Jika salah seorang di antara kalian selesai tasyahud akhir (sebelum salam), mintalah perlindungan pada Allah dari empat hal: [1] siksa neraka jahannam, [2] siksa kubur, [3] penyimpangan ketika hidup dan mati, [4] kejelekan Al Masih Ad Dajjal.” (HR. Muslim). Do’a yang diajarkan oleh Nabi shallallahu ‘alaihi wa sallam adalah,
اللَّهُمَّ إِنِّى أَعُوذُ بِكَ مِنْ عَذَابِ الْقَبْرِ وَعَذَابِ النَّارِ وَفِتْنَةِ الْمَحْيَا وَالْمَمَاتِ وَشَرِّ الْمَسِيحِ الدَّجَّالِ
Allahumma inni a’udzu bika min ‘adzabil qobri, wa ‘adzabin naar, wa fitnatil mahyaa wal mamaat, wa syarri fitnatil masihid dajjal [Ya Allah, aku meminta perlindungan kepada-Mu dari siksa kubur, siksa neraka, penyimpangan ketika hidup dan mati, dan kejelekan Al Masih Ad Dajjal].” (HR. Muslim)
 Dalil-Dalil As Sunnah
Dalil-dalil Syar’i dari As Sunnah Ash Shahihah tentang adanya azab kubur sangat banyak, di antaranya:

1. Dari ‘Aisyah Radhiallahu ‘Anha:

أَنَّ يَهُودِيَّةً دَخَلَتْ عَلَيْهَا فَذَكَرَتْ عَذَابَ الْقَبْرِ فَقَالَتْ لَهَا أَعَاذَكِ اللَّهُ مِنْ عَذَابِ الْقَبْرِ فَسَأَلَتْ عَائِشَةُ رَسُولَ اللَّهِ صَلَّى اللَّهُ عَلَيْهِ وَسَلَّمَ عَنْ عَذَابِ الْقَبْرِ فَقَالَ نَعَمْ عَذَابُ الْقَبْرِ قَالَتْ عَائِشَةُ رَضِيَ اللَّهُ عَنْهَا فَمَا رَأَيْتُ رَسُولَ اللَّهِ صَلَّى اللَّهُ عَلَيْهِ وَسَلَّمَ بَعْدُ صَلَّى صَلَاةً إِلَّا تَعَوَّذَ مِنْ عَذَابِ الْقَبْرِ
زَادَ غُنْدَرٌ عَذَابُ الْقَبْرِ حَقٌّ

Bahwa wanita Yahudi masuk kepada ‘Aisyah, lalu dia menyebutkan tentang azab kubur, maka dia berkata kepadanya: “Berlindunglah kamu kepada Allah dari azab kubur.” Maka ‘Aisyah bertanya kepada Rasulullah Shallallahu ‘Alaihi wa Sallam tentang azab kubur. Rasulullah menjawab: “Benar, azab kubur ada.” ‘Aisyah Radhiallahu ‘Anha berkata: “Maka aku tidaklah pernah melihat Rasulullah Shallallahu ‘Alaihi wa Sallam melakukan melainkan setelah shalat pasti ia meminta perlindungan dari azab kubur.” Ghundar menambahkan bahwa azab kubur adalah benar. (HR. Bukhari , Kitab Al Janaiz Bab Maa Ja’a fi Azabil Qabri, No. 1372)

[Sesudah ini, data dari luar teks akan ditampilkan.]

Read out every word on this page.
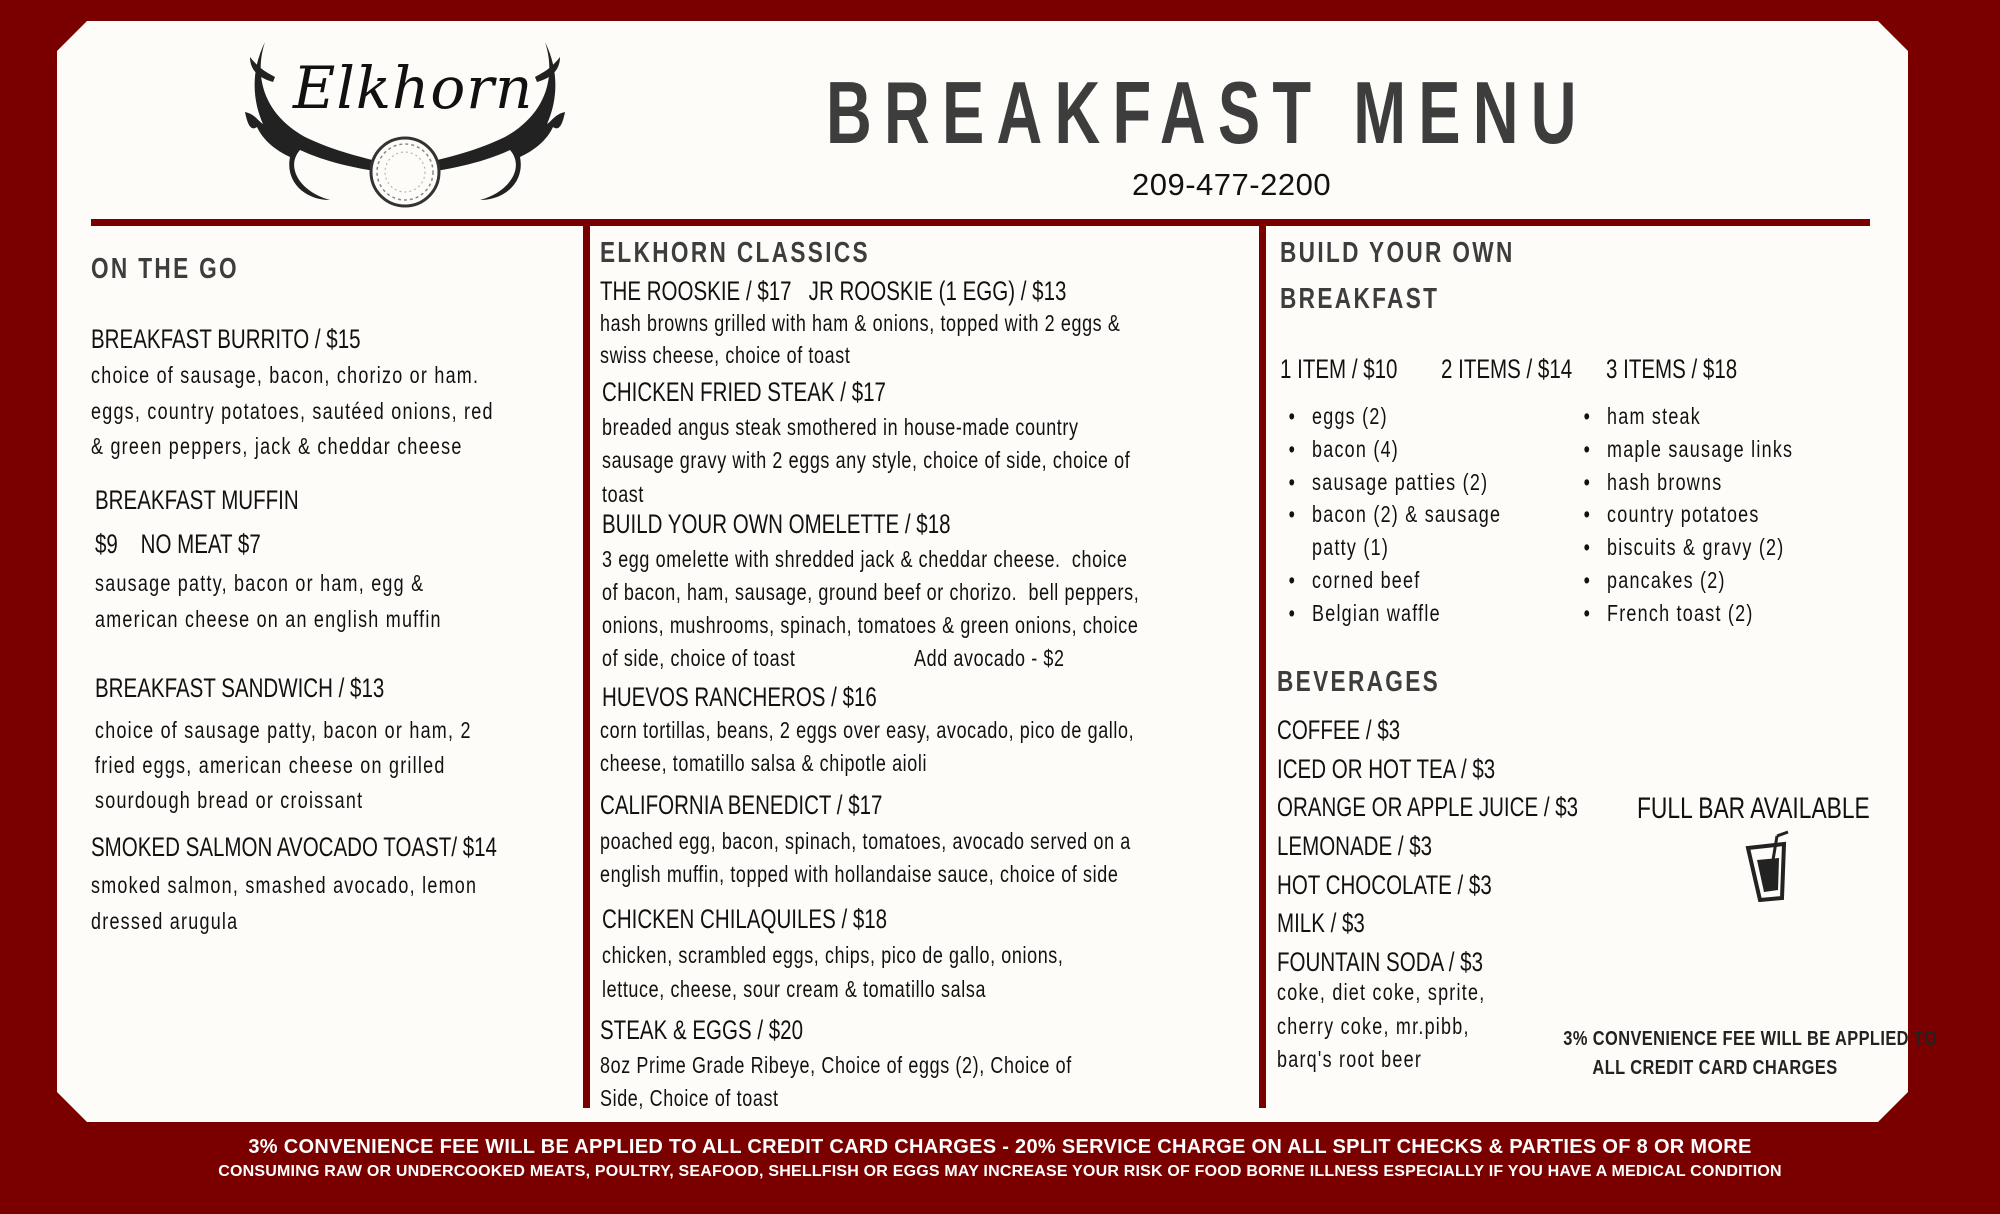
Elkhorn	BREAKFAST MENU
209-477-2200
ON THE GO
BREAKFAST BURRITO / $15
choice of sausage, bacon, chorizo or ham.
eggs, country potatoes, sautéed onions, red
& green peppers, jack & cheddar cheese
BREAKFAST MUFFIN
$9    NO MEAT $7
sausage patty, bacon or ham, egg &
american cheese on an english muffin
BREAKFAST SANDWICH / $13
choice of sausage patty, bacon or ham, 2
fried eggs, american cheese on grilled
sourdough bread or croissant
SMOKED SALMON AVOCADO TOAST/ $14
smoked salmon, smashed avocado, lemon
dressed arugula
ELKHORN CLASSICS
THE ROOSKIE / $17   JR ROOSKIE (1 EGG) / $13
hash browns grilled with ham & onions, topped with 2 eggs &
swiss cheese, choice of toast
CHICKEN FRIED STEAK / $17
breaded angus steak smothered in house-made country
sausage gravy with 2 eggs any style, choice of side, choice of
toast
BUILD YOUR OWN OMELETTE / $18
3 egg omelette with shredded jack & cheddar cheese.  choice
of bacon, ham, sausage, ground beef or chorizo.  bell peppers,
onions, mushrooms, spinach, tomatoes & green onions, choice
of side, choice of toast	Add avocado - $2
HUEVOS RANCHEROS / $16
corn tortillas, beans, 2 eggs over easy, avocado, pico de gallo,
cheese, tomatillo salsa & chipotle aioli
CALIFORNIA BENEDICT / $17
poached egg, bacon, spinach, tomatoes, avocado served on a
english muffin, topped with hollandaise sauce, choice of side
CHICKEN CHILAQUILES / $18
chicken, scrambled eggs, chips, pico de gallo, onions,
lettuce, cheese, sour cream & tomatillo salsa
STEAK & EGGS / $20
8oz Prime Grade Ribeye, Choice of eggs (2), Choice of
Side, Choice of toast
BUILD YOUR OWN
BREAKFAST
1 ITEM / $10 2 ITEMS / $14 3 ITEMS / $18
• eggs (2)
• bacon (4)
• sausage patties (2)
• bacon (2) & sausage
patty (1)
• corned beef
• Belgian waffle
• ham steak
• maple sausage links
• hash browns
• country potatoes
• biscuits & gravy (2)
• pancakes (2)
• French toast (2)
BEVERAGES
COFFEE / $3
ICED OR HOT TEA / $3
ORANGE OR APPLE JUICE / $3
LEMONADE / $3
HOT CHOCOLATE / $3
MILK / $3
FOUNTAIN SODA / $3
coke, diet coke, sprite,
cherry coke, mr.pibb,
barq's root beer
FULL BAR AVAILABLE
3% CONVENIENCE FEE WILL BE APPLIED TO
ALL CREDIT CARD CHARGES
3% CONVENIENCE FEE WILL BE APPLIED TO ALL CREDIT CARD CHARGES - 20% SERVICE CHARGE ON ALL SPLIT CHECKS & PARTIES OF 8 OR MORE
CONSUMING RAW OR UNDERCOOKED MEATS, POULTRY, SEAFOOD, SHELLFISH OR EGGS MAY INCREASE YOUR RISK OF FOOD BORNE ILLNESS ESPECIALLY IF YOU HAVE A MEDICAL CONDITION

2. Dari ‘Aisyah Radhiallahu ‘Anha, bahwa Rasulullah Shallallahu ‘Alaihi wa Sallam bersabda::

أَيُّهَا النَّاسُ اسْتَعِيذُوا بِاللَّهِ مِنْ عَذَابِ الْقَبْرِ فَإِنَّ عَذَابَ الْقَبْرِ حَقٌّ

“Wahai manusia, berlindunglah kalian dari azab kubur, sesungguhnya azab kubur itu benar adanya.” (HR. Ahmad No. 24520, Imam Ibnu Hajar mengatakan bahwa sanad hadits ini sesuai syarat (standar) Imam Bukhari. Lihat Fathul Bari, 3/236, Syaikh Syu’aib Al Arnauth mengatakan: “Shahih sesuai syarat syaikhan (Bukhari-Muslim).” Lihat Ta’liq Musnad Ahmad No. 24520)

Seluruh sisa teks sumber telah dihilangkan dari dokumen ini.